An important piece is the counter. This is a sequential chip whose state is an integer number that increments every cycle of the time unit (tick-tock). The counter can be used to add a constant to any function. Typical CPU’s have a program counter whose output is used to interpret the address of the next instruction that should be executed.

How do we ensure the timing of all of these chips? All of these sequential chips embed one or more DFF gates, which allows these chips to either maintain state (memory units) or operate on state (counters). This is accomplished through feedback loops inside of the sequential chip, which ensures that their output values only change at the point of transition from one clock cycle (tick-tock) to the next, and not within the cycle itself. Sequential chips are unstable during these clock cycles and we only require that at the beginning of the next cycle that they output correct values. This is different from a combinational chip which has no concept of time. A combinational chip changes when their inputs change irrespective of time. If we wanted the ALU to compute two values x and y, and these two values are located in two separate physical locations in the RAM, then due to various physical constraints (distance, resistance, interference, etc.) these signals will likely arrive at different times.

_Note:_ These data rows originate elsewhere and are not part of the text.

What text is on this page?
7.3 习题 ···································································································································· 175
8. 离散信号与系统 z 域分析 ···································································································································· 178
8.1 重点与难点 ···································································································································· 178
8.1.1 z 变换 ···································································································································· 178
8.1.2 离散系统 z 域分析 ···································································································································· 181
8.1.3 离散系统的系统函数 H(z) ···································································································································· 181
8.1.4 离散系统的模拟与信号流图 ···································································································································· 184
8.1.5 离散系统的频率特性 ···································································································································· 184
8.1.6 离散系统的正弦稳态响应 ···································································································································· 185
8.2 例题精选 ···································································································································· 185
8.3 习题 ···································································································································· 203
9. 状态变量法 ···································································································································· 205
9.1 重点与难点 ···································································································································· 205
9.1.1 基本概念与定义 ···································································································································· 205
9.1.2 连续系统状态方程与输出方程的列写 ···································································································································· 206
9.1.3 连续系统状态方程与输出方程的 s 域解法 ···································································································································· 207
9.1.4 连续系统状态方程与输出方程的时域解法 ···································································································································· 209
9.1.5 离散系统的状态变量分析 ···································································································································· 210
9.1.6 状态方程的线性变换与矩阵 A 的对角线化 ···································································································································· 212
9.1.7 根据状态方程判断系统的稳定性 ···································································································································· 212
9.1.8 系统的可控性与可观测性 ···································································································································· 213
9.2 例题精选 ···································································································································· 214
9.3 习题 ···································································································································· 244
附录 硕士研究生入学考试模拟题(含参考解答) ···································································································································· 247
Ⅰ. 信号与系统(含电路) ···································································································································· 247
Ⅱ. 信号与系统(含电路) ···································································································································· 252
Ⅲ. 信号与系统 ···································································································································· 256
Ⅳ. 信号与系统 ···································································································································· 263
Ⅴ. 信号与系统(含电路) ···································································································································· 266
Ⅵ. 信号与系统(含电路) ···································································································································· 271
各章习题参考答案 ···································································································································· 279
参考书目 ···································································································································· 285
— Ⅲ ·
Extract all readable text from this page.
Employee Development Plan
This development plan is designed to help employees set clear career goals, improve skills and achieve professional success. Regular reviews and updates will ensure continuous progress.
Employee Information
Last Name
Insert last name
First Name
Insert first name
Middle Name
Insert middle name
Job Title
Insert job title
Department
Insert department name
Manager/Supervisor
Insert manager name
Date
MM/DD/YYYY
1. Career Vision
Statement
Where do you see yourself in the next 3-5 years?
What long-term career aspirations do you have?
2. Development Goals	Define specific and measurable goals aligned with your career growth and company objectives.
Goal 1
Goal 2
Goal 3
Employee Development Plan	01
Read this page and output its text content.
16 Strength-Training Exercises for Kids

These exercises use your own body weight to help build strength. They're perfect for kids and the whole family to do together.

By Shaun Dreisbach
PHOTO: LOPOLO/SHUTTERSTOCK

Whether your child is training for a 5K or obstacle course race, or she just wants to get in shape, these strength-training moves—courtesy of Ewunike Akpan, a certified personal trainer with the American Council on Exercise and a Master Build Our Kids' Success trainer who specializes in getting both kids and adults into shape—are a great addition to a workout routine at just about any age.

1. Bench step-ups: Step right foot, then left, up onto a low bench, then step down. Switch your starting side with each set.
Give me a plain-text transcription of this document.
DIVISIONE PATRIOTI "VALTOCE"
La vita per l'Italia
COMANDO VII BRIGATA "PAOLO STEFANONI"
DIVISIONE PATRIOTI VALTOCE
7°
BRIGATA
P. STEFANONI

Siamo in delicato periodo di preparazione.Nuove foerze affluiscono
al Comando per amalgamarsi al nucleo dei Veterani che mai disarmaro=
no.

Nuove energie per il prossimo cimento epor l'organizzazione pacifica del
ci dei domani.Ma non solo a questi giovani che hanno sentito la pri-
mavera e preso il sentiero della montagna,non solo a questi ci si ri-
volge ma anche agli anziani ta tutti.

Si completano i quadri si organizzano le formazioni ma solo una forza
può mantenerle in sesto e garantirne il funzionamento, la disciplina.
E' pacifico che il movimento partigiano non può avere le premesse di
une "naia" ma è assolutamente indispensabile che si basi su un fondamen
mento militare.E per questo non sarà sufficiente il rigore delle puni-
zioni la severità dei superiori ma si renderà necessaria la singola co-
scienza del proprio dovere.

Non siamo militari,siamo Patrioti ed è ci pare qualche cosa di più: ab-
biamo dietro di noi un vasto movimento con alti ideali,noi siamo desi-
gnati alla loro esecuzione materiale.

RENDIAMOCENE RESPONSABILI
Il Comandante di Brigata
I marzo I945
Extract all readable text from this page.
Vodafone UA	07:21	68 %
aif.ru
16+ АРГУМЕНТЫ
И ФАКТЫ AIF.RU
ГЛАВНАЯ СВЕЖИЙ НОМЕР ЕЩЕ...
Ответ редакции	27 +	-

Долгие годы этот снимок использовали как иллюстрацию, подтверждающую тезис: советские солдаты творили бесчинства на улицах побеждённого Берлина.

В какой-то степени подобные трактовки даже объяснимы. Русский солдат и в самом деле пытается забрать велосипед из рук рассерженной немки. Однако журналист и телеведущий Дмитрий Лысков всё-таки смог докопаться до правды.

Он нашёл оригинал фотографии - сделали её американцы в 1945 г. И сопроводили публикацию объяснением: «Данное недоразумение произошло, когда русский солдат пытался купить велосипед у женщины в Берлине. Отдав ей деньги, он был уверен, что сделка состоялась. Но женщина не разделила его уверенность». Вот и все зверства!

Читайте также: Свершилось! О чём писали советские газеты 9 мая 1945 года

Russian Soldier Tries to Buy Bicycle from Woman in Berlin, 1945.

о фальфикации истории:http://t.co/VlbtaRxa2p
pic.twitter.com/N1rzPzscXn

This means unless we correct for this, the ALU will not be able to stabilize the correct output until it receives both signals, until then we are collecting garbage. In order to synchronize this process we build the computer’s master clock so that the length of the clock cycle will be slightly longer than the time it takes a bit to travel the longest distance from any two points in the system. This guarantees that by the time the sequential chip updates its state on the next clock cycle that the inputs it has received are valid.